= Robert Summers (economist) =

American economist (1922–2012)

Robert Summers (June 22, 1922 – April 17, 2012) was an American economist and professor at the University of Pennsylvania, where he taught from 1960. A widely cited early work by Summers is on the small-sample statistical properties of alternate regression estimators where analytical measures are unavailable.

Summers was born in Gary, Indiana. He received his Ph.D. from Stanford University.

He was part of a team at Penn that developed estimates of national income and output across countries which adjust GDP and components for purchasing power parity in the cost of goods and services among different countries, later termed the Penn World Table. This yielded large, systematic differences from the common method of using only international exchange rates to convert national products to a common currency. For that work, Summers and Alan Heston were recognized as American Economic Association Distinguished Fellows for 1998.

Prior to joining the Penn faculty, Summers was on the faculty at Yale University.
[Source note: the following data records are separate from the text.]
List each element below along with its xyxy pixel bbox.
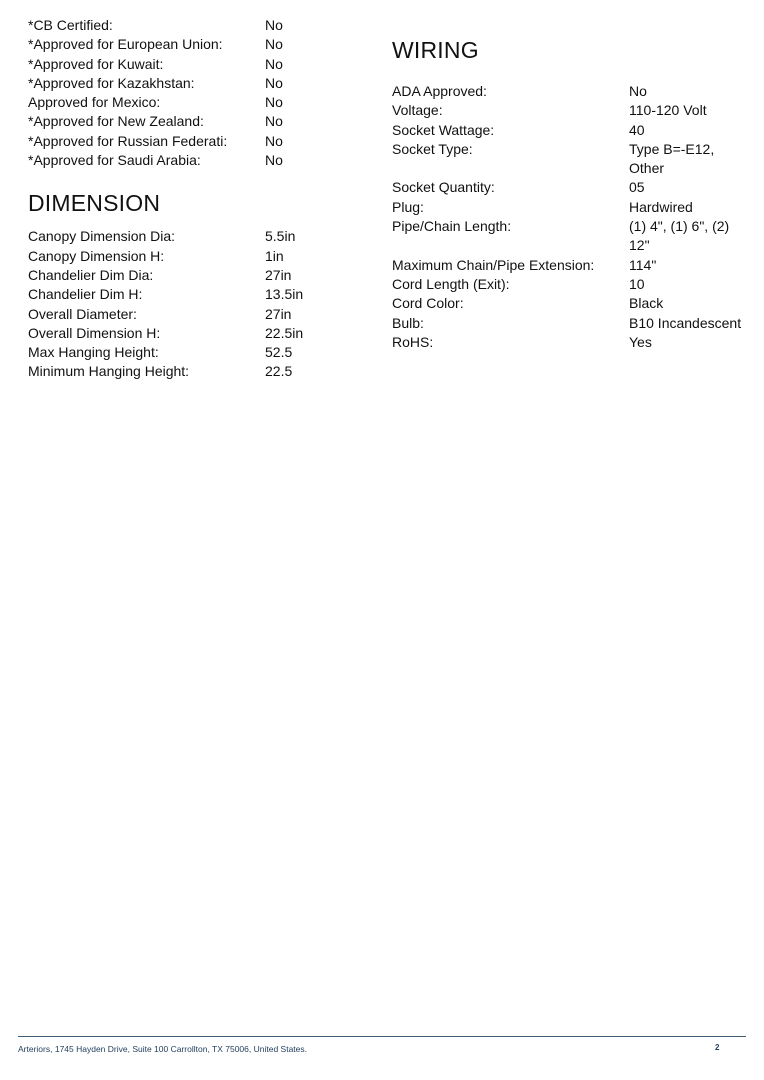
spec-value: No [265, 74, 283, 91]
spec-value: No [265, 132, 283, 149]
spec-label: Overall Diameter: [28, 305, 137, 322]
spec-label: *Approved for Russian Federati: [28, 132, 228, 149]
spec-row [28, 305, 368, 324]
spec-value: 22.5 [265, 363, 293, 380]
certifications-list [28, 16, 368, 170]
spec-label: *Approved for Kuwait: [28, 55, 164, 72]
spec-value: No [265, 113, 283, 130]
spec-label: Chandelier Dim H: [28, 286, 143, 303]
spec-value: Type B=-E12, Other [629, 140, 715, 177]
spec-value: No [629, 83, 647, 99]
spec-label: RoHS: [392, 333, 434, 350]
spec-label: Maximum Chain/Pipe Extension: [392, 256, 595, 273]
spec-row [28, 93, 368, 112]
footer-address: Arteriors, 1745 Hayden Drive, Suite 100 Carrollton, TX 75006, United States. [18, 1044, 307, 1054]
spec-value: No [265, 55, 283, 72]
spec-value: 05 [629, 179, 645, 196]
spec-value: 27in [265, 305, 292, 322]
spec-row [28, 16, 368, 35]
spec-label: *Approved for New Zealand: [28, 113, 204, 130]
spec-row [28, 362, 368, 381]
spec-value: Black [629, 295, 664, 312]
spec-label: Canopy Dimension Dia: [28, 228, 176, 245]
spec-label: Chandelier Dim Dia: [28, 266, 154, 283]
spec-row [28, 227, 368, 246]
spec-value: Yes [629, 333, 652, 350]
spec-row [392, 314, 752, 333]
spec-label: *CB Certified: [28, 17, 113, 33]
spec-value: 10 [629, 275, 645, 292]
spec-label: *Approved for European Union: [28, 36, 223, 53]
spec-row [392, 333, 752, 352]
dimension-heading: DIMENSION [28, 190, 161, 217]
spec-value: 27in [265, 266, 292, 283]
spec-row [28, 247, 368, 266]
spec-row [392, 178, 752, 197]
spec-label: Cord Color: [392, 295, 464, 312]
spec-value: B10 Incandescent [629, 314, 742, 331]
spec-row [28, 324, 368, 343]
spec-value: 5.5in [265, 228, 296, 245]
spec-value: 114" [629, 256, 657, 273]
spec-row [28, 35, 368, 54]
spec-row [392, 82, 752, 101]
spec-row [28, 285, 368, 304]
spec-label: Minimum Hanging Height: [28, 363, 190, 380]
spec-value: 52.5 [265, 344, 293, 361]
spec-label: Voltage: [392, 102, 443, 119]
spec-label: *Approved for Saudi Arabia: [28, 152, 201, 169]
spec-row [28, 112, 368, 131]
spec-value: 1in [265, 247, 284, 264]
page-number: 2 [715, 1043, 720, 1052]
spec-row [392, 217, 752, 256]
spec-label: Approved for Mexico: [28, 94, 161, 111]
wiring-list [392, 82, 752, 352]
spec-row [392, 275, 752, 294]
spec-row [392, 101, 752, 120]
footer-divider [18, 1036, 746, 1037]
spec-label: Socket Type: [392, 140, 473, 157]
spec-value: Hardwired [629, 198, 693, 215]
spec-value: 110-120 Volt [629, 102, 707, 119]
spec-label: Canopy Dimension H: [28, 247, 165, 264]
right-column [392, 35, 752, 352]
left-column [28, 16, 368, 382]
spec-label: Socket Quantity: [392, 179, 495, 196]
spec-row [28, 266, 368, 285]
spec-label: Max Hanging Height: [28, 344, 159, 361]
spec-label: Socket Wattage: [392, 121, 495, 138]
spec-value: 40 [629, 121, 645, 138]
spec-value: No [265, 94, 283, 111]
spec-row [392, 140, 752, 179]
spec-value: No [265, 17, 283, 33]
spec-value: (1) 4", (1) 6", (2) 12" [629, 218, 730, 254]
spec-row [28, 132, 368, 151]
wiring-heading: WIRING [392, 37, 479, 63]
spec-label: Cord Length (Exit): [392, 275, 510, 292]
spec-value: 13.5in [265, 286, 304, 303]
spec-label: ADA Approved: [392, 83, 487, 99]
spec-row [28, 55, 368, 74]
spec-row [392, 121, 752, 140]
dimension-list [28, 227, 368, 381]
spec-row [28, 74, 368, 93]
spec-label: *Approved for Kazakhstan: [28, 74, 195, 91]
spec-label: Plug: [392, 198, 424, 215]
spec-row [392, 256, 752, 275]
spec-label: Overall Dimension H: [28, 324, 161, 341]
spec-label: Pipe/Chain Length: [392, 218, 512, 235]
spec-value: No [265, 36, 283, 53]
spec-row [28, 151, 368, 170]
spec-label: Bulb: [392, 314, 424, 331]
spec-row [392, 294, 752, 313]
spec-row [28, 343, 368, 362]
spec-value: 22.5in [265, 324, 304, 341]
spec-row [392, 198, 752, 217]
spec-value: No [265, 152, 283, 169]
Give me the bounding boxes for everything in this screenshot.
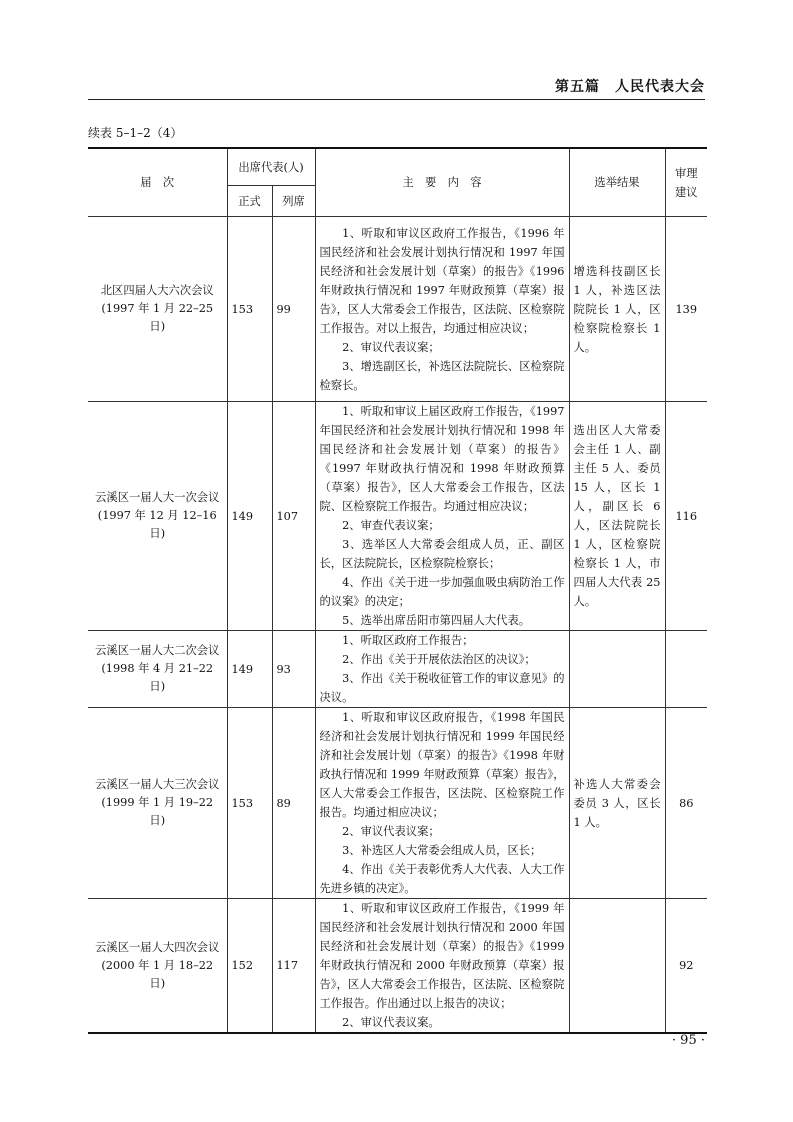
session-cell xyxy=(88,217,227,402)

Robert Summers was married to Anita Summers. Their son is Lawrence Summers. Robert Summers's brother was Paul Samuelson. (Their older brother Harold, a lawyer, changed his name to Summers in his youth, and Robert did the same.) Lawrence Summers also is a noted economist, as were Samuelson, Anita Summers, and her brother Kenneth Arrow. Summers died in 2012 at the age of 89 at his home in Gladwyne, Pennsylvania.